Het voorgaande brengt mee dat – dit is het onderwerp van de grieven 2 en 3 – moet worden beoordeeld of het voorval dat nu voor [appellanten] tot hun behoefte(n) aan rechtsbijstand heeft geleid, al dan niet voldoende verband houdt met een eerder voorval om als één gebeurtenis in de zin van de polisvoorwaarden te kunnen worden aangemerkt. Vertrekpunt voor de beoordeling is dat verzekerd is het risico dat Van Huldenbeek c.s. bij een juridisch probleem moeten voorzien in een eigen behoefte aan rechtsbijstand (art. 4.2 onder 1 van de polisvoorwaarden)
.In dit geval hebben [appellanten] behoefte aan rechtsbijstand in verband met de door Provincie [X] aangekondigde maatregel van ontgraving van het perceel dat zij in erfpacht hebben. Naar het oordeel van het hof gaat het hier om een aanspraak met het oog op een voorval dat in verband staat met het eerdere voorval dat tot een behoefte aan rechtsbijstand heeft geleid, te weten de door Staatbosbeheer getroffen, maar niet effectief gebleken maatregel van inundatie met zout water. In verband met het toenmalige voornemen van Staatsbosbeheer tot inundatie met zout water hebben [appellanten] bij Achmea Rechtsbijstand melding gemaakt van een geschil met Staatsbosbeheer en is hen dekking verleend. De door Staasbosbeheer getroffen maatregel is niet effectief gebleken, zodat thans een andere maatregel moet worden getroffen om de aanwezigheid van watercrassula op [plaats] en op het door [appellanten] in erfpacht gehouden perceel te bestrijden, waarbij onder meer Staatbosbeheer en de Provincie [X] gezamenlijk optreden.
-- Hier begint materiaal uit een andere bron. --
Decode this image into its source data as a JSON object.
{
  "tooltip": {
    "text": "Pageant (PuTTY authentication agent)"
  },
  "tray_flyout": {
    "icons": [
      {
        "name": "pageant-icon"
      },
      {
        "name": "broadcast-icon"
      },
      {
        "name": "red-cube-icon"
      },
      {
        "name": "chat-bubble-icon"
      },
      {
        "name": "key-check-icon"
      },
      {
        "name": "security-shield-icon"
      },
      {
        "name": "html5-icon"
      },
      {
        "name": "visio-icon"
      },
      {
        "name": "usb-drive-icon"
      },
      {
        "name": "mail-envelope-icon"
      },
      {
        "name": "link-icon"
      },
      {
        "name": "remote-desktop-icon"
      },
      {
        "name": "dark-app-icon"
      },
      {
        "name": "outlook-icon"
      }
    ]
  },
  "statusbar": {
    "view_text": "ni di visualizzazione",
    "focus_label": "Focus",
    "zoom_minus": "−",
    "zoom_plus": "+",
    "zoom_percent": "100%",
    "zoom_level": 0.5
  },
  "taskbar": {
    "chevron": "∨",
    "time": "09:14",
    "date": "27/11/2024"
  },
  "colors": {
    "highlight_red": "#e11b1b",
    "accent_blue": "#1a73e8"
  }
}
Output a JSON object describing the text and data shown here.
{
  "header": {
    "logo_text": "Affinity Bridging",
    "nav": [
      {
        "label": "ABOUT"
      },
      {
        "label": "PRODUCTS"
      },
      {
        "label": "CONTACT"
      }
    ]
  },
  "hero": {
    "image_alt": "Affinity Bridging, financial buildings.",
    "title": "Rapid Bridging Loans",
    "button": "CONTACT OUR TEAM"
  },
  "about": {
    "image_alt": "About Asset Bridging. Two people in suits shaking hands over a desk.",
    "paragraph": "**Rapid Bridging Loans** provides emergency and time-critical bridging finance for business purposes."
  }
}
Beide voorvallen, in verband waarmee [appellanten] dekking claimen, vloeien aldus voort uit de aanwezigheid van watercrassula en de noodzaak tot bestrijding daarvan. Dat [appellanten] zich verzetten tegen afgraving omdat zij deze ineffectief en schadelijk achten, dat deze maatregel verschilt van de eerder genomen maatregel (inundatie) en ook door een andere partij wordt uitgevoerd, waardoor verschillende procedures op verschillende rechtsgebieden moeten worden gevoerd, doet naar het oordeel van het hof aan deze samenhang niet af, omdat het in beide gevallen gaat om de behoefte aan rechtsbijstand in verband met maatregelen ter bestrijding van de aanwezigheid van watercrassula. Het gaat daarmee om een reeks van met elkaar verband houdende voorvallen die als één gebeurtenis in de zin van de polisvoorwaarden kunnen worden aangemerkt. De zienswijze van [appellanten] dat telkens wanneer een nieuwe behoefte aan rechtsbijstand ontstaat, sprake is van een nieuwe gebeurtenis in de zin van de polisvoorwaarden doet daarbij ook geen recht aan de strekking van het betreffende beding (te weten het beperken van de kosten van dekking ingeval van samenhangende voorvallen). Dit betekent dat Achmea Rechtsbijstand slechts gehouden is om [appellanten] voor hun externe kosten maximaal € 30.000,- te vergoeden, welk dekkingsmaximum reeds is uitgeput.
Slotsom en kosten
3.8.
Op grond van het voorgaande moet worden geconcludeerd dat de grieven falen. Het subsidiaire verweer van Achmea Rechtsbijstand dat voor zover er wel tot dekking dient te worden overgegaan er een kostenmaximum van € 8.000,- geldt, omdat er voor het voeren van de bestuursrechtelijke procedure tegen de Provincie [X] geen verplichte procesvertegenwoordiging bestaat, behoeft geen bespreking.
3.9.
De slotsom is dat het vonnis waarvan beroep zal worden bekrachtigd. [appellanten] zullen als in het ongelijk gestelde partij worden verwezen in de kosten van het geding in hoger beroep.

4.Beslissing

Het hof:
bekrachtigt het vonnis waarvan beroep;
veroordeelt [appellant] in de kosten van het geding in hoger beroep, tot op heden aan de zijde van Achmea Rechtsbijstand begroot op € 741,- aan verschotten en € 4.326,- voor salaris en op € 163,- voor nasalaris, te vermeerderen met € 85,- voor nasalaris en de kosten van het betekeningsexploot ingeval betekening van dit arrest plaatsvindt en te vermeerderen met de wettelijke rente, indien niet binnen veertien dagen na dit arrest dan wel het verschuldigd worden van de nakosten aan de kostenveroordeling is voldaan.
Dit arrest is gewezen door mrs. J.W. Hoekzema, A.L.M. Keirse, M. Kremer en door de rolraadsheer in het openbaar uitgesproken op 30 maart 2021.